Oct. 1, 2010 -- "Let Me In," the highly anticipated vampire-themed movie opening today, tells the story of two pre-adolescent misfits. The downside: She's a vampire. As the saying goes, young love is never easy.
Although the film's message -- making peace with one's outsider status is much easier to do with the support of a friend -- is sweet one, "Let Me In" is, in parts, bloody, gruesome and graphically violent.
So when a movie so fearlessly explores the dark side, what are the ramifications for the child actors who are part of that journey?
Chloe Grace Moretz, 13, plays Abby, who describes herself as someone who's been 12 for a very long time. Her vampire genes require regular feeding, and she's not shy about licking blood off the floor and giving herself a bright-red smeared pout that's not from lipstick.
Kodi Smit-McPhee,14, plays Owen, a profoundly lonely, graphically bullied-at-school child of a single mom. He quickly figures out that Abby's blood-soaked beauty -- and hearty appetite -- has considerable and possibly insurmountable challenges.
The subject matter prompts the question: Were any children harmed in the making of this movie?
"Much depends on the child's acting teacher or coach, as well as the director's level of support on the set," said Lynette McNeill, an acting teacher, coach and consultant, and owner of Lynette McNeill Studio in Los Angeles.

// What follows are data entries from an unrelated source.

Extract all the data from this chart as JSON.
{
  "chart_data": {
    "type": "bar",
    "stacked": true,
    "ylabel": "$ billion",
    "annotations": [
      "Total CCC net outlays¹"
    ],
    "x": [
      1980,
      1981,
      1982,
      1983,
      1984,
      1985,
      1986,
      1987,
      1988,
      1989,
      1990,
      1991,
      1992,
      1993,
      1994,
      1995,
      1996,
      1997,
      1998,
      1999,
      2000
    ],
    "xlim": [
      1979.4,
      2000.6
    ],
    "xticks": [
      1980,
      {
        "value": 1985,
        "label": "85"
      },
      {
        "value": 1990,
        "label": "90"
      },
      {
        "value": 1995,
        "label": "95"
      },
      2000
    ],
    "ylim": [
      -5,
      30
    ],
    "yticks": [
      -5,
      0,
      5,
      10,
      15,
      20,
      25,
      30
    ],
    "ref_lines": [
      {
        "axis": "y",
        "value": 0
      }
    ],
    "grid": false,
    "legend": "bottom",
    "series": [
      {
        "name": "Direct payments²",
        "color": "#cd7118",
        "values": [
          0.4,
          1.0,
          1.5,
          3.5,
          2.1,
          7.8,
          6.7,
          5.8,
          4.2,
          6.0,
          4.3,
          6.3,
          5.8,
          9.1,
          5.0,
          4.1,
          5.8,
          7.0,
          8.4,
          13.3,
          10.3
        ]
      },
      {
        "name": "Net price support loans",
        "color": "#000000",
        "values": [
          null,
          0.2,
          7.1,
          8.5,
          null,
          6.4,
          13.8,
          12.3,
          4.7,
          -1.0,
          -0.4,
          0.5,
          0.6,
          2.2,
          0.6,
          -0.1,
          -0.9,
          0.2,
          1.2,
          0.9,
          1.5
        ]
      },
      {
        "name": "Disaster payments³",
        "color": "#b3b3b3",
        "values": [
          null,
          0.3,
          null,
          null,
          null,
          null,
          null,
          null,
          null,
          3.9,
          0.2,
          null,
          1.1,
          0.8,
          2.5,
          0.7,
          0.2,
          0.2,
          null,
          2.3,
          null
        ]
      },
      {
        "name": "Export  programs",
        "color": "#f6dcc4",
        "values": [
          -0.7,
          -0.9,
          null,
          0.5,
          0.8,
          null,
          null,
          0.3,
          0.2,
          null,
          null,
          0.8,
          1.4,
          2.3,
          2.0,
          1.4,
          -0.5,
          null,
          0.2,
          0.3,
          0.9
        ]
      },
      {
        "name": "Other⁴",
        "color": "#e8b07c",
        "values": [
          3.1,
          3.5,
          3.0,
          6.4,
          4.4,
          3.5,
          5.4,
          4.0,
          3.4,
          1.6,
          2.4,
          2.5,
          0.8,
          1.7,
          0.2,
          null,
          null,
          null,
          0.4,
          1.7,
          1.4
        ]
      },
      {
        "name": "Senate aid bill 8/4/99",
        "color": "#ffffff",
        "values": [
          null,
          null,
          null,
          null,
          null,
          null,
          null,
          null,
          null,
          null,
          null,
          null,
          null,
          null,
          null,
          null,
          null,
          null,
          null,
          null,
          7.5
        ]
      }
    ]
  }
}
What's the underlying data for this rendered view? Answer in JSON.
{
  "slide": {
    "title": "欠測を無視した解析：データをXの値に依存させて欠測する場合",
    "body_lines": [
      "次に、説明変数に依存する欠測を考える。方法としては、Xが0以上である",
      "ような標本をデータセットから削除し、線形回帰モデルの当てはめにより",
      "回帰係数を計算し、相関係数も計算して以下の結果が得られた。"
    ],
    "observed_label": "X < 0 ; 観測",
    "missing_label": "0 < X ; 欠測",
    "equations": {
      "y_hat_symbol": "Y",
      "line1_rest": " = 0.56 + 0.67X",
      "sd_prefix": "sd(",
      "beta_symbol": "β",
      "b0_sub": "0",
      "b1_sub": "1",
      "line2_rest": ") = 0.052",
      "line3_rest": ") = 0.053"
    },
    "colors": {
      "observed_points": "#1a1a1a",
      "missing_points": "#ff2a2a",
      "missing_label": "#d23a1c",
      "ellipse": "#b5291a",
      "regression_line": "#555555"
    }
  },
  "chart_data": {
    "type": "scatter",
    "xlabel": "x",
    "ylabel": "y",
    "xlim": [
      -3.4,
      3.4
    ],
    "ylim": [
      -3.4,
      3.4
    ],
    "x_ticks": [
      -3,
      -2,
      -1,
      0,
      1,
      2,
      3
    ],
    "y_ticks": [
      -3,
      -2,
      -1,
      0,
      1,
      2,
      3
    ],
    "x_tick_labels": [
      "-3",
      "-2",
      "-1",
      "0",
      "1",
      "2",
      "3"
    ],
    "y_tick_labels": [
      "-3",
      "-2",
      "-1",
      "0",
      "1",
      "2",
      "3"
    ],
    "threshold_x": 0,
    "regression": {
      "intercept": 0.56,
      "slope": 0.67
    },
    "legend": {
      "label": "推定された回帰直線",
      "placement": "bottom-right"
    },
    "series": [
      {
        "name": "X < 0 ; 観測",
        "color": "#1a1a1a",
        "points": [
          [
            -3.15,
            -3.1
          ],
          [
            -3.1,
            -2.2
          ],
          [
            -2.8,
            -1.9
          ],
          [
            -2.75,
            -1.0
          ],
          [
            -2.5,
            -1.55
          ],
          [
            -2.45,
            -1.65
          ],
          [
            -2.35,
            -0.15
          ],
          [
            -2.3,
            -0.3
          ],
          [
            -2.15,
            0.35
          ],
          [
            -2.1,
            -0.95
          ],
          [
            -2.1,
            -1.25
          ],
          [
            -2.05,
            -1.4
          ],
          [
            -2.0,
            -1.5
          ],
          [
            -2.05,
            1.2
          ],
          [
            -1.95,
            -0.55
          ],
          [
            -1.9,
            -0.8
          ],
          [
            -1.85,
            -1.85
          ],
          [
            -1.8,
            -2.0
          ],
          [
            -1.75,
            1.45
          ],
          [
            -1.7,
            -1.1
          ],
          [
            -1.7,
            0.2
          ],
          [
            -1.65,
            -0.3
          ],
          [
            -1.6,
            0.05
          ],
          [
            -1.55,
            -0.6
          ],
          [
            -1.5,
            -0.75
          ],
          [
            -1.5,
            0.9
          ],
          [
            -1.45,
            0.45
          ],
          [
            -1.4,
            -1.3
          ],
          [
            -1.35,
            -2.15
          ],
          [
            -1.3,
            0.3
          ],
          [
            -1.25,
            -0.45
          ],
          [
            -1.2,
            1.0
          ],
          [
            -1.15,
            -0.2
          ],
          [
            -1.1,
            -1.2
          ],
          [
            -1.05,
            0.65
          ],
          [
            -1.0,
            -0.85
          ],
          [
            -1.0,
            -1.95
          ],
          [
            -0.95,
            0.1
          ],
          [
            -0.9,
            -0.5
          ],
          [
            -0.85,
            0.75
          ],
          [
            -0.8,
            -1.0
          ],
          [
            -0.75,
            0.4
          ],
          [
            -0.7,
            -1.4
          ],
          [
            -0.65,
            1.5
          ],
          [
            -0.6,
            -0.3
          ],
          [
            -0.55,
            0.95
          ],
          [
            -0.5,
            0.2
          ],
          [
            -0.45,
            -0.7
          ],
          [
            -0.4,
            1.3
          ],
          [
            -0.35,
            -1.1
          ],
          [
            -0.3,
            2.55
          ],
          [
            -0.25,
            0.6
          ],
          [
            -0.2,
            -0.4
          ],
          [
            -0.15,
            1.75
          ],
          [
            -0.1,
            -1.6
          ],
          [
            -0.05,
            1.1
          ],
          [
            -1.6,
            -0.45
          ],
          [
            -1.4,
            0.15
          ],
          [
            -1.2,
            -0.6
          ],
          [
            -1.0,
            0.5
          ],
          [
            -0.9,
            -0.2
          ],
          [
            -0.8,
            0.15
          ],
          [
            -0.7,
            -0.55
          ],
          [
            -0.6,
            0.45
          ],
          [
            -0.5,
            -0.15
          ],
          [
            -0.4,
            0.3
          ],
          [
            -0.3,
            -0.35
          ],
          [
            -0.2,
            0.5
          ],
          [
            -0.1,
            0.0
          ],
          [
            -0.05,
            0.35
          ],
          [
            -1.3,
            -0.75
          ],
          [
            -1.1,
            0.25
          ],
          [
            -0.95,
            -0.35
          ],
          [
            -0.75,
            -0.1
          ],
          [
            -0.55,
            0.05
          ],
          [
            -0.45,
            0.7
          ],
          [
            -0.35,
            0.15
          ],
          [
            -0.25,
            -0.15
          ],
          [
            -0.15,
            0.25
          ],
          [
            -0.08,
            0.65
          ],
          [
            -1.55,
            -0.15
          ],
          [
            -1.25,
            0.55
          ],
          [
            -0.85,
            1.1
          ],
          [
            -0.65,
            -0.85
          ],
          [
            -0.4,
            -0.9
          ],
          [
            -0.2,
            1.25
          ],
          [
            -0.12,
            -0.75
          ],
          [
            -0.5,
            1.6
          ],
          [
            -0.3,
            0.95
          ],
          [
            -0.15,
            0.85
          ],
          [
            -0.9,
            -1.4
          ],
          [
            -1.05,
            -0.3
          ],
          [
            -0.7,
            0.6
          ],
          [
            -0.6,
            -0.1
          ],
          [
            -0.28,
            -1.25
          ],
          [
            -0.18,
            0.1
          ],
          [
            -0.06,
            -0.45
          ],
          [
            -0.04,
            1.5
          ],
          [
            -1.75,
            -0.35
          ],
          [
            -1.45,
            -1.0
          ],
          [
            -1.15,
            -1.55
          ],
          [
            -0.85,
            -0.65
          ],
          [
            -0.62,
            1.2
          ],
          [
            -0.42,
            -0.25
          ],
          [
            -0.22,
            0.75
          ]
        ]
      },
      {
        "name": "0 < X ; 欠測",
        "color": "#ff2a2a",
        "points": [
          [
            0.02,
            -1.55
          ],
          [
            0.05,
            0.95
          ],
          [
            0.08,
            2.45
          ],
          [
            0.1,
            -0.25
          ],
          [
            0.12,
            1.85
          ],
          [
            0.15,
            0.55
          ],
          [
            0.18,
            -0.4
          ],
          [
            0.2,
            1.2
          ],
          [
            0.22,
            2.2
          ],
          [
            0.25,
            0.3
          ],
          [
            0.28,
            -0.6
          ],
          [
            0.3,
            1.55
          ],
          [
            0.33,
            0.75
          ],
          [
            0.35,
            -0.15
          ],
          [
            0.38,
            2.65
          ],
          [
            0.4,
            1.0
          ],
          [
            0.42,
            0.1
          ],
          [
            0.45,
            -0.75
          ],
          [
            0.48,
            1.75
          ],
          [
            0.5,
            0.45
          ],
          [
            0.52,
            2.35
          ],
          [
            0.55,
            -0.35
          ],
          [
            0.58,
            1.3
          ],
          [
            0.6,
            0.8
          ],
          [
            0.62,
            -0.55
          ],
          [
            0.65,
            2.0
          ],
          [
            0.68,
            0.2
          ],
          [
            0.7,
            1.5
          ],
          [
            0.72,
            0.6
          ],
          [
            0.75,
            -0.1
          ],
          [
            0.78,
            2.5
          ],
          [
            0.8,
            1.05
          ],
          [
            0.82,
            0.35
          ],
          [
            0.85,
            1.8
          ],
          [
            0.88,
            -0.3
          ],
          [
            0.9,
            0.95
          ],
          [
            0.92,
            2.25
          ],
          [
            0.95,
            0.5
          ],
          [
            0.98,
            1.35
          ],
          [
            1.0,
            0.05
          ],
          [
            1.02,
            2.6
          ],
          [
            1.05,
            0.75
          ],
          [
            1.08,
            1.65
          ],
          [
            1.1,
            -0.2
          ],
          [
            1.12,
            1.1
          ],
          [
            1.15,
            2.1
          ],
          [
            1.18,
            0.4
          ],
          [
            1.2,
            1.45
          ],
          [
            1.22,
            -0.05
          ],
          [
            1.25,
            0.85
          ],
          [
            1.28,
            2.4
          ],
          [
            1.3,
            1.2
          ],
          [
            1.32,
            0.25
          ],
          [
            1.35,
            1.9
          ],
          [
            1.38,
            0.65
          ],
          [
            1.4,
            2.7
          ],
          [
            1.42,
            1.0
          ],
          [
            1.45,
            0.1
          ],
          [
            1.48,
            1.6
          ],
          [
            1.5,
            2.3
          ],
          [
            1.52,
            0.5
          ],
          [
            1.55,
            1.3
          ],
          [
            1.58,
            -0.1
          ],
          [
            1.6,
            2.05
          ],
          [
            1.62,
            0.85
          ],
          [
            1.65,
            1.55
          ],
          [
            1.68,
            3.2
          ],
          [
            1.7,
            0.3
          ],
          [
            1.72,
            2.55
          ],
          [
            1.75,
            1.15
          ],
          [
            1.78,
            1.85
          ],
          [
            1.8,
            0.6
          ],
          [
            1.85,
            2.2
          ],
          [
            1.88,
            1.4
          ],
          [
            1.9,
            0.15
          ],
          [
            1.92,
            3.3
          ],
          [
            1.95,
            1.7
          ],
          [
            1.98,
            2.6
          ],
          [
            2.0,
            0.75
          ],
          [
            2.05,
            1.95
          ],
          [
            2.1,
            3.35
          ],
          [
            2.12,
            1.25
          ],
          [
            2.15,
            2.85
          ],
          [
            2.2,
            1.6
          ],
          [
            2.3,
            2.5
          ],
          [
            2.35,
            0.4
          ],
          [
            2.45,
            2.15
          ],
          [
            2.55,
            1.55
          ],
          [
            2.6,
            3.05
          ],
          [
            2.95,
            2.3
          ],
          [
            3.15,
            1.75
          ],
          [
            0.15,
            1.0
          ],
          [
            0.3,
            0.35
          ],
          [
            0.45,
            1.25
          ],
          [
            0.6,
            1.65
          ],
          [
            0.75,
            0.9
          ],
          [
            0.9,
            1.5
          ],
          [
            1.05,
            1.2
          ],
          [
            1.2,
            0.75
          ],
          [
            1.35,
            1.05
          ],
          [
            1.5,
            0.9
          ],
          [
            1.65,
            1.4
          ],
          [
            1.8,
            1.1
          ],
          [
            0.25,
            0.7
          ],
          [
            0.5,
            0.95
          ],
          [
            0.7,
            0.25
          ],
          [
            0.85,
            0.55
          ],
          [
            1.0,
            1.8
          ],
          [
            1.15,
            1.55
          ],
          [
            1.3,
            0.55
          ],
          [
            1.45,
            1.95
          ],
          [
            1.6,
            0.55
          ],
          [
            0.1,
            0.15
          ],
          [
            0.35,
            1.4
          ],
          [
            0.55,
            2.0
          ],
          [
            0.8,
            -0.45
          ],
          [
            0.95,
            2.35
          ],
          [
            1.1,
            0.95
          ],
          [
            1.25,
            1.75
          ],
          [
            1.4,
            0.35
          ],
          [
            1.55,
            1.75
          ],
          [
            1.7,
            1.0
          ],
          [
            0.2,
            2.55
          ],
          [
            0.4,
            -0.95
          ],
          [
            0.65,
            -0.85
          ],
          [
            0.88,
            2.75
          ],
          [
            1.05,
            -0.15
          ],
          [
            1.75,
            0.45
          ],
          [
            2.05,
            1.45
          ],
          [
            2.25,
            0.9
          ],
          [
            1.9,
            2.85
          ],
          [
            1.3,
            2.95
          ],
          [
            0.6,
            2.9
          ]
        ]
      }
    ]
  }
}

In Overture Films' production notes for "Let Me In," Smit-McPhee talks about the advice he received from his father, who's been an actor for 20 years.
"My dad taught me that for simple scenes I can just turn it on and off, but when I'm doing the really intense scenes, I have to stay in that character all day," he said. "I can't muck around. It's a really emotional movie, especially for Owen. There were some days that were really fun, and other days that were a lot harder."
Most recently, Smit-McPhee co-starred, with Viggo Mortensen, in the grimly apocalyptic "The Road."
Moretz is no stranger to playing unsavory characters, having portrayed a mini-assassin in this year's "Kick-Ass."
How do all child actors cope with these types of roles or serious subject matter?
"Ideally, child actors are taught to create their characters truthfully from their imagination," said McNeill. "We emphasize to the children that they imagine these things, because keeping it in the realm of imagination is what helps separate reality from acting.
"If, however, to get a better performance, a teacher asks a child actor, 'Have you ever wanted to hurt someone?' -- in effect, suggesting that the child merge with his character -- then the teacher may stir up something emotionally and thereby cross the line."
McNeill described a danger sign.
"If child actors are so wrapped up in the part that they can't separate themselves from the part at the end of the day, then they're still in that role, which is not a good thing," she said.
Separating from the role is sometimes challenging, because the child has just received praise for his or her creativity and doing a great acting job.
"This combination can be intoxicating," said McNeill.
One remedy, she suggested, is to ask the child, "Are we done here?"
"I always tell my actors not to keep replaying a scene," she said. "If the child is reluctant to be done with that part -- if he or she goes on a little too long -- it's important to remind the child to end on the scene and go back to being himself."
"A lot depends on whether the child is able to handle the script and to understand whether it's make-believe," said John Northman, a clinical psychologist in private practice, in Buffalo, N.Y. "It's important that a child not internalize the role by making that role part of himself."
Rudy Nydegger, a clinical psychologist with an expertise in child and adolescent psychology in Schenectady, N.Y., and professor of psychology and management at Union Graduate College, noted that on a film set the action is filmed in pieces, and the child actors tend to be professionals.
But damage could occur when non-professional child actors -- real kids -- make a movie on their own, he said. In the backyard, kids must create in that setting, often for longer stretches of time.
"They're not professionally trained to turn it on and off," he said. "The context is different. It's a lot more real in the backyard."
Lindsay Frame, an acting teacher at Anthony Meindl's Actor's Workshop in Hollywood, said, "Generally, by the age of 12, children who attend our school have a sense of their own boundaries when it comes to working with sexual content, swearing, or the like.
"Anthony and I have met the parents of our young students. And by the time the children start classes, they've already established a code of personal boundaries, with the help of the parent or parents, that they're comfortable with."
During classes, Frame checks in frequently with the children's comfort level, especially when students aged 12 or older are working with more adult-related content.
"If they're not comfortable, we allow them to sit out parts of the class," she said. "Open communication is very important."
Ultimately, it's the parents' responsibility to make sure what happens on a movie set has no deleterious effect on the child.
"The parent is accountable for finding out exactly what the part entails, asking the director how sensitive scenes will be shot, and letting the appropriate people know that a parent will be sitting in on the set," said McNeill. "Good directors are going to be looking out for these things, but parents should never make assumptions."